ユウジがこちらに「っよ!」といって笑う。

…何なんだ、その笑顔。

可愛すぎ。かっこよすぎ。

夜中になると、ユウジはバンダナを外すからギャップがある。
――それに、お風呂上りだからぺしゃんってなった髪の毛が…!髪の毛が…!


「なあ、そっちの部屋行ってもええ?」

「あ、うん。いいよ。
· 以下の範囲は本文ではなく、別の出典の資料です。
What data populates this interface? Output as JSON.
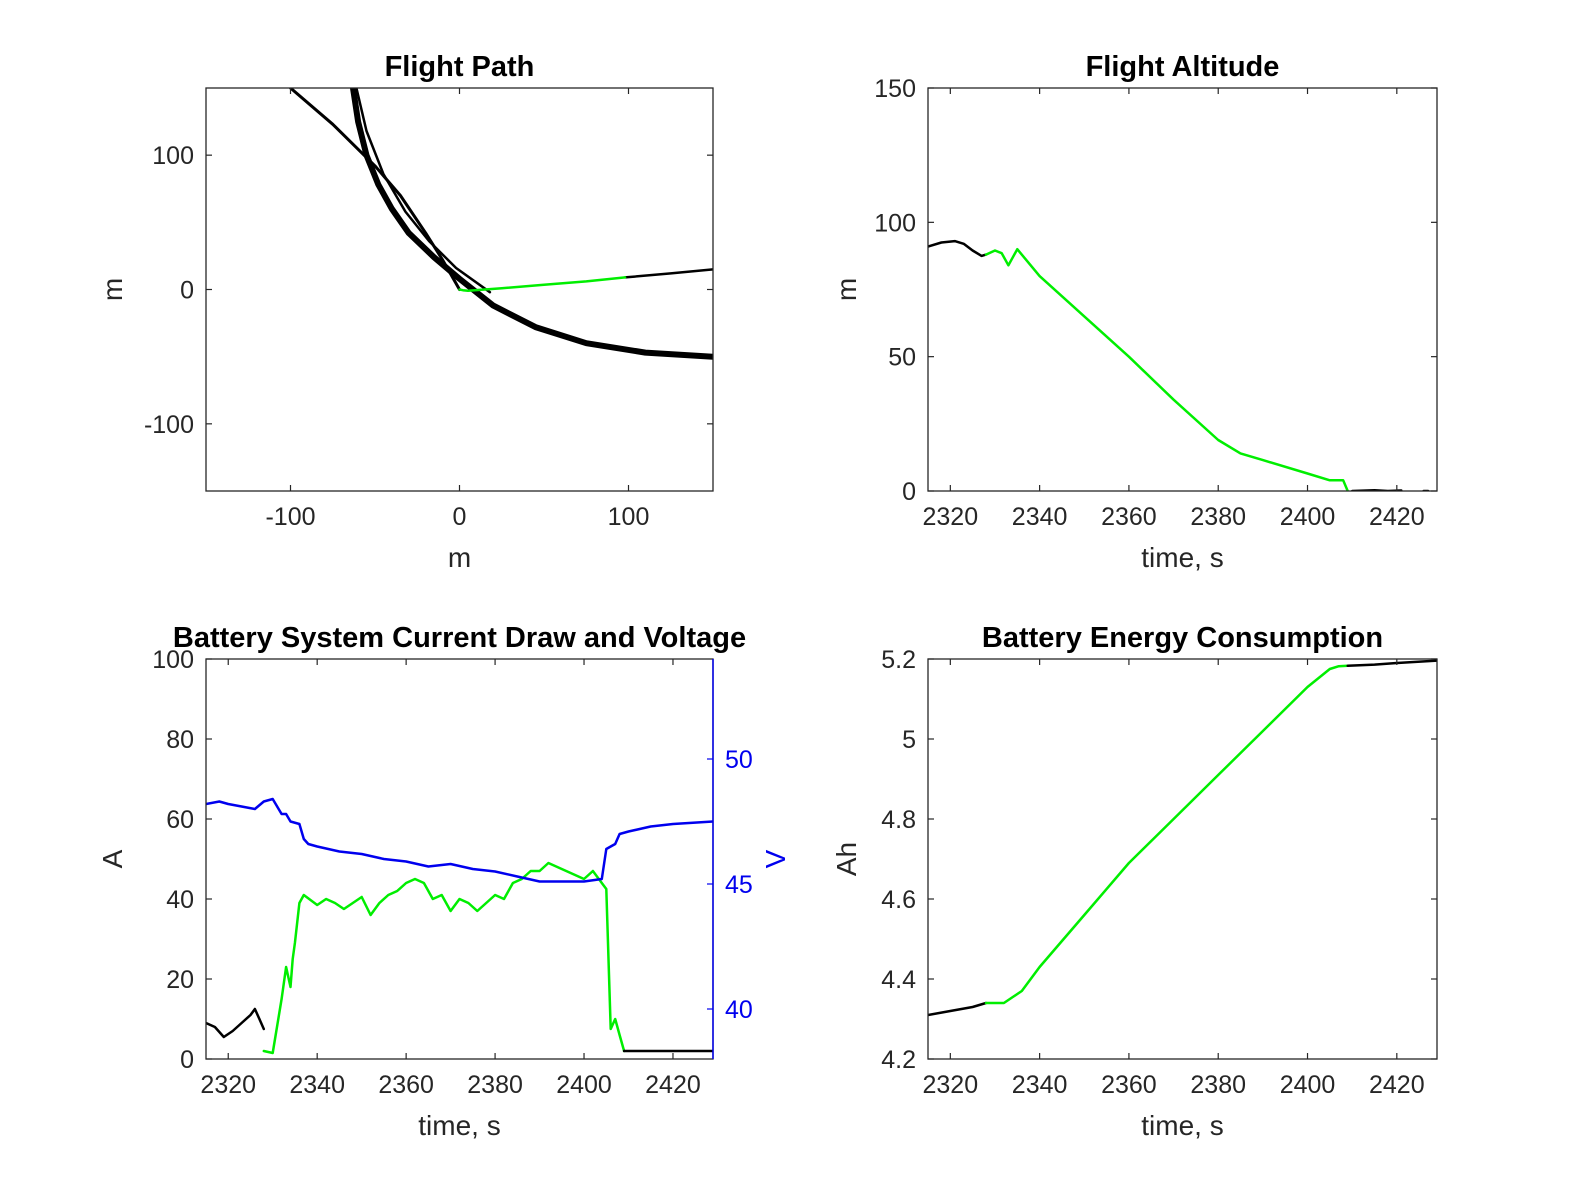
{
  "chart_data": [
    {
      "type": "line",
      "title": "Flight Path",
      "xlabel": "m",
      "ylabel": "m",
      "xlim": [
        -150,
        150
      ],
      "ylim": [
        -150,
        150
      ],
      "xticks": [
        -100,
        0,
        100
      ],
      "yticks": [
        -100,
        0,
        100
      ],
      "series": [
        {
          "color": "#000000",
          "width": 3,
          "x": [
            -100,
            -75,
            -50,
            -35,
            -20,
            -10,
            0
          ],
          "y": [
            150,
            123,
            92,
            70,
            42,
            22,
            0
          ]
        },
        {
          "color": "#000000",
          "width": 6,
          "x": [
            -63,
            -60,
            -55,
            -48,
            -40,
            -30,
            -15,
            0,
            20,
            45,
            75,
            110,
            150
          ],
          "y": [
            150,
            125,
            100,
            78,
            60,
            42,
            24,
            8,
            -12,
            -28,
            -40,
            -47,
            -50
          ]
        },
        {
          "color": "#000000",
          "width": 2.5,
          "x": [
            -61,
            -55,
            -45,
            -32,
            -18,
            -2,
            18
          ],
          "y": [
            150,
            118,
            86,
            58,
            36,
            16,
            -2
          ]
        },
        {
          "color": "#000000",
          "width": 2.5,
          "x": [
            98,
            125,
            150
          ],
          "y": [
            9,
            12,
            15
          ]
        },
        {
          "color": "#00ee00",
          "width": 2.5,
          "x": [
            0,
            2,
            5,
            15,
            25,
            50,
            75,
            98
          ],
          "y": [
            0,
            -0.5,
            -1,
            0,
            1,
            3.5,
            6,
            9
          ]
        }
      ]
    },
    {
      "type": "line",
      "title": "Flight Altitude",
      "xlabel": "time, s",
      "ylabel": "m",
      "xlim": [
        2315,
        2429
      ],
      "ylim": [
        0,
        150
      ],
      "xticks": [
        2320,
        2340,
        2360,
        2380,
        2400,
        2420
      ],
      "yticks": [
        0,
        50,
        100,
        150
      ],
      "series": [
        {
          "color": "#000000",
          "width": 2.5,
          "x": [
            2315,
            2318,
            2321,
            2323,
            2325,
            2327,
            2328
          ],
          "y": [
            91,
            92.5,
            93,
            92,
            89.5,
            87.5,
            88
          ]
        },
        {
          "color": "#00ee00",
          "width": 2.5,
          "x": [
            2328,
            2330,
            2331.5,
            2333,
            2334,
            2335,
            2340,
            2350,
            2360,
            2370,
            2380,
            2385,
            2390,
            2400,
            2405,
            2407,
            2408,
            2409
          ],
          "y": [
            88,
            89.5,
            88.5,
            84,
            87,
            90,
            80,
            65,
            50,
            34,
            19,
            14,
            11.5,
            6.5,
            4,
            4,
            4,
            0
          ]
        },
        {
          "color": "#000000",
          "width": 2.5,
          "x": [
            2410,
            2415,
            2418,
            2421
          ],
          "y": [
            0,
            0.3,
            0,
            0.2
          ]
        },
        {
          "color": "#000000",
          "width": 2.5,
          "x": [
            2426,
            2427
          ],
          "y": [
            0,
            0
          ]
        }
      ]
    },
    {
      "type": "line",
      "title": "Battery System Current Draw and Voltage",
      "xlabel": "time, s",
      "ylabel": "A",
      "ylabel_right": "V",
      "xlim": [
        2315,
        2429
      ],
      "ylim": [
        0,
        100
      ],
      "ylim_right": [
        38,
        54
      ],
      "xticks": [
        2320,
        2340,
        2360,
        2380,
        2400,
        2420
      ],
      "yticks": [
        0,
        20,
        40,
        60,
        80,
        100
      ],
      "yticks_right": [
        40,
        45,
        50
      ],
      "right_color": "#0000ee",
      "series": [
        {
          "axis": "left",
          "color": "#000000",
          "width": 2.5,
          "x": [
            2315,
            2317,
            2319,
            2321,
            2323,
            2325,
            2326,
            2327,
            2328
          ],
          "y": [
            9,
            8,
            5.5,
            7,
            9,
            11,
            12.5,
            10,
            7.5
          ]
        },
        {
          "axis": "left",
          "color": "#00ee00",
          "width": 2.5,
          "x": [
            2328,
            2330,
            2332,
            2333,
            2334,
            2334.5,
            2335,
            2336,
            2337,
            2340,
            2342,
            2344,
            2346,
            2348,
            2350,
            2352,
            2354,
            2356,
            2358,
            2360,
            2362,
            2364,
            2366,
            2368,
            2370,
            2372,
            2374,
            2376,
            2378,
            2380,
            2382,
            2384,
            2386,
            2388,
            2390,
            2392,
            2394,
            2396,
            2398,
            2400,
            2402,
            2404,
            2405,
            2406,
            2407,
            2408,
            2409
          ],
          "y": [
            2,
            1.5,
            15,
            23,
            18,
            25,
            29,
            39,
            41,
            38.5,
            40,
            39,
            37.5,
            39,
            40.5,
            36,
            39,
            41,
            42,
            44,
            45,
            44,
            40,
            41,
            37,
            40,
            39,
            37,
            39,
            41,
            40,
            44,
            45,
            47,
            47,
            49,
            48,
            47,
            46,
            45,
            47,
            44,
            42.5,
            7.5,
            10,
            6,
            2
          ]
        },
        {
          "axis": "left",
          "color": "#000000",
          "width": 2.5,
          "x": [
            2409,
            2415,
            2420,
            2429
          ],
          "y": [
            2,
            2,
            2,
            2
          ]
        },
        {
          "axis": "right",
          "color": "#0000ee",
          "width": 2.5,
          "x": [
            2315,
            2318,
            2320,
            2323,
            2326,
            2328,
            2330,
            2332,
            2333,
            2334,
            2336,
            2337,
            2338,
            2340,
            2345,
            2350,
            2355,
            2360,
            2365,
            2370,
            2375,
            2380,
            2385,
            2390,
            2395,
            2400,
            2404,
            2405,
            2406,
            2407,
            2408,
            2410,
            2415,
            2420,
            2429
          ],
          "y": [
            48.2,
            48.3,
            48.2,
            48.1,
            48,
            48.3,
            48.4,
            47.8,
            47.8,
            47.5,
            47.4,
            46.8,
            46.6,
            46.5,
            46.3,
            46.2,
            46,
            45.9,
            45.7,
            45.8,
            45.6,
            45.5,
            45.3,
            45.1,
            45.1,
            45.1,
            45.2,
            46.4,
            46.5,
            46.6,
            47.0,
            47.1,
            47.3,
            47.4,
            47.5
          ]
        }
      ]
    },
    {
      "type": "line",
      "title": "Battery Energy Consumption",
      "xlabel": "time, s",
      "ylabel": "Ah",
      "xlim": [
        2315,
        2429
      ],
      "ylim": [
        4.2,
        5.2
      ],
      "xticks": [
        2320,
        2340,
        2360,
        2380,
        2400,
        2420
      ],
      "yticks": [
        4.2,
        4.4,
        4.6,
        4.8,
        5,
        5.2
      ],
      "yticklabels": [
        "4.2",
        "4.4",
        "4.6",
        "4.8",
        "5",
        "5.2"
      ],
      "series": [
        {
          "color": "#000000",
          "width": 2.5,
          "x": [
            2315,
            2320,
            2325,
            2328
          ],
          "y": [
            4.31,
            4.32,
            4.33,
            4.34
          ]
        },
        {
          "color": "#00ee00",
          "width": 2.5,
          "x": [
            2328,
            2332,
            2334,
            2336,
            2340,
            2350,
            2360,
            2370,
            2380,
            2390,
            2400,
            2405,
            2407,
            2409
          ],
          "y": [
            4.34,
            4.34,
            4.355,
            4.37,
            4.43,
            4.56,
            4.69,
            4.8,
            4.91,
            5.02,
            5.13,
            5.175,
            5.182,
            5.183
          ]
        },
        {
          "color": "#000000",
          "width": 2.5,
          "x": [
            2409,
            2415,
            2420,
            2429
          ],
          "y": [
            5.183,
            5.186,
            5.19,
            5.196
          ]
        }
      ]
    }
  ]
}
」

そういうと、ユウジはひょいっと軽々に自分の部屋から私の部屋へ、
窓を伝って入ってくる。

…家が隣同士で、部屋も隣同士ってさ。

運命共同体ってこのことをいうんじゃないのだろうか。



「なぁ、今日一緒に寝たいんやけど…」

「――っは?」

ちょ、待てーい!
その言葉を聞いて下ネタ的なことを想像した私どうすればいいんでしょうか。

「なぁ、ええやろ。ええやん!」

「――っ、いやいや、
 私達性別違うじゃん…?!」

「そういう問題じゃないねん!」

そういって、ユウジが私の両肩をガシッと捕まえてきた。




「……怖いねん。」

「……っえ?何が?」

「せやから、貞子。
 めっちゃ怖いねん…!」

何を話しているかさっぱりつかめない。
…さ…貞子?え?

あの井戸から出てくる髪の長い女の人だっけ?


「い…いや、それがどうしたの?」

「さっきな、
 財前から動画添付されたメール来てな、開いたら…。

 呪いのビデオやってん。

「あぁ、なるほど。」

――財前ならやりかねないよね、ほんと。

「花子も見る?
 めっちゃ怖いで」

「遠慮します。」

私本当ホラーだけは苦手だもん!
ま…まあ、ユウジと一緒ならいいなんて思ったりもしたけどね。ちょっとだけね。


「あ、なら一緒にDSのお友●コレクションやろうや。
 俺、むっちゃ花子に似とるキャラつくってんで!」

そういって、ユウジがDSをとりだすと、
私と似ているとかいうキャラを見せてくる――。

…わあ。

顔真四角だし。
ユウジにはそんなふうに見えてるんだ、私。

「どや!これ、部員にも人気やってんで!」

そっか。じゃあ、私寝るから」

そういって、ベッドに入って寝たふりをする。
――もう、知らない。

どれだけ一緒にいても、歳をとっても私達は変わらずにこのまま。
――恋愛も、発展しないまま終わるんだろうなぁ。


今日まで私はそんなことを思っていた。

…あんなことが起こるとは、知らずに。